Meditation plays an important part in martial arts across the entire world. It’s often overlooked as the thrill of combat always seems more important, but for who take the time to incorporate some form of stillness and introspection into their path of learning claim it makes their training complete.
Martial arts, including Jujitsu, Aikido, Karate and more, use meditation for a few reasons…
Self-observation
It’s not easy to be honest with yourself on why you train in your martial art, and it’s very likely the purpose that first drove you the start is very different from what continues to push you on. Meditation is a place where you can question your motives, your approach and the responsibilities you feel that accompany your growing power.
Mentally reviewing techniques
Meditation provides another way to study kata and forms, turning things around in your mind and replaying moves with precise changes.
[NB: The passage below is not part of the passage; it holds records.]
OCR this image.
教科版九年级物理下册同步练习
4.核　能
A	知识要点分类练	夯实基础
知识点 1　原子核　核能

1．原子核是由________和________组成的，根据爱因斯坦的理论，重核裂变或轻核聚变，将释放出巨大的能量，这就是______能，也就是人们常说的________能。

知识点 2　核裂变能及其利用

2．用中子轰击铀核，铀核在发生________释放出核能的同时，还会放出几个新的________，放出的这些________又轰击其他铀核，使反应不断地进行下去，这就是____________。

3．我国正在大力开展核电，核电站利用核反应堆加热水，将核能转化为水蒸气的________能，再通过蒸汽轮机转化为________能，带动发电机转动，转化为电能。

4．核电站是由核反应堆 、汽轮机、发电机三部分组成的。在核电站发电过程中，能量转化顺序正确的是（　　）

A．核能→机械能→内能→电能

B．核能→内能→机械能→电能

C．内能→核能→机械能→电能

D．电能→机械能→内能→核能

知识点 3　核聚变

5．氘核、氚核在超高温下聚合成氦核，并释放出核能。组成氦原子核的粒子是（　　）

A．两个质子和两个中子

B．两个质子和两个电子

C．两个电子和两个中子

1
Meditation also allows you to isolate footwork, gravity, balance, flow, state of mind, power, timing, and everything else that make a kata truly insightful.
Clearing demons & self control
Meditation is also used for clearing ones head of thoughts and feelings that have no place in the dojo, or that could be a weakness in combat – such as rash anger or jealousy. We all have these elements, and ignoring or repressing them creates a ticking time bomb waiting to blow.
So it is said that if you know your enemies and know yourself, you can win a hundred battles without a single loss.
If you only know yourself, but not your opponent, you may win or may lose.
If you know neither yourself nor your enemy, you will always endanger yourself.
- Sun Tzu, The Art of War
Psyching up
Boxers, athletes and rock stars… All experts focus themselves before a big challenge. Meditation is there to clear one’s head, center one’s self and focus one’s energy. Breathing in through the nose and out through the mouth slowly, whilst concentrating on immovable thoughts of empowerment is one way to do this.
Healing
The effectiveness is difficult to prove, and perhaps it’s just delusion, but meditation has been used for thousands of years to heal faster; especially in Chinese disciplines such as Qigong.
Becoming still
The constant noise of the world, our lives and our minds make it impossible to experience stillness and tranquillity - meditation aims to slow this chaotic oscillation of thought, sensation and feeling, and eventually bring it to a soft standstill. When your thoughts are still, you can begin to take control rather than be lead.









{ 2 comments… read them below or add one }
Excellent article. Ignoring the Yin side of the martial arts only leads to unhealthy training and a short martial arts career.
I think meditation and mental imagery go hand in hand. Where meditation is used to clear the mind (some would say to open it to new learning), mental imagery is used to focus the mind on something very specific and the results are clearly proven, once the person doing it has some skill with it. Last I heard (this goes back a few years), practicing ‘in your head’ with as much concentration as you use in real life gives you nearly the same benefit as physical practice. Something to think about between classes, but I would say there is a clear benefit to meditation. Most who have tried it for a while realize it too.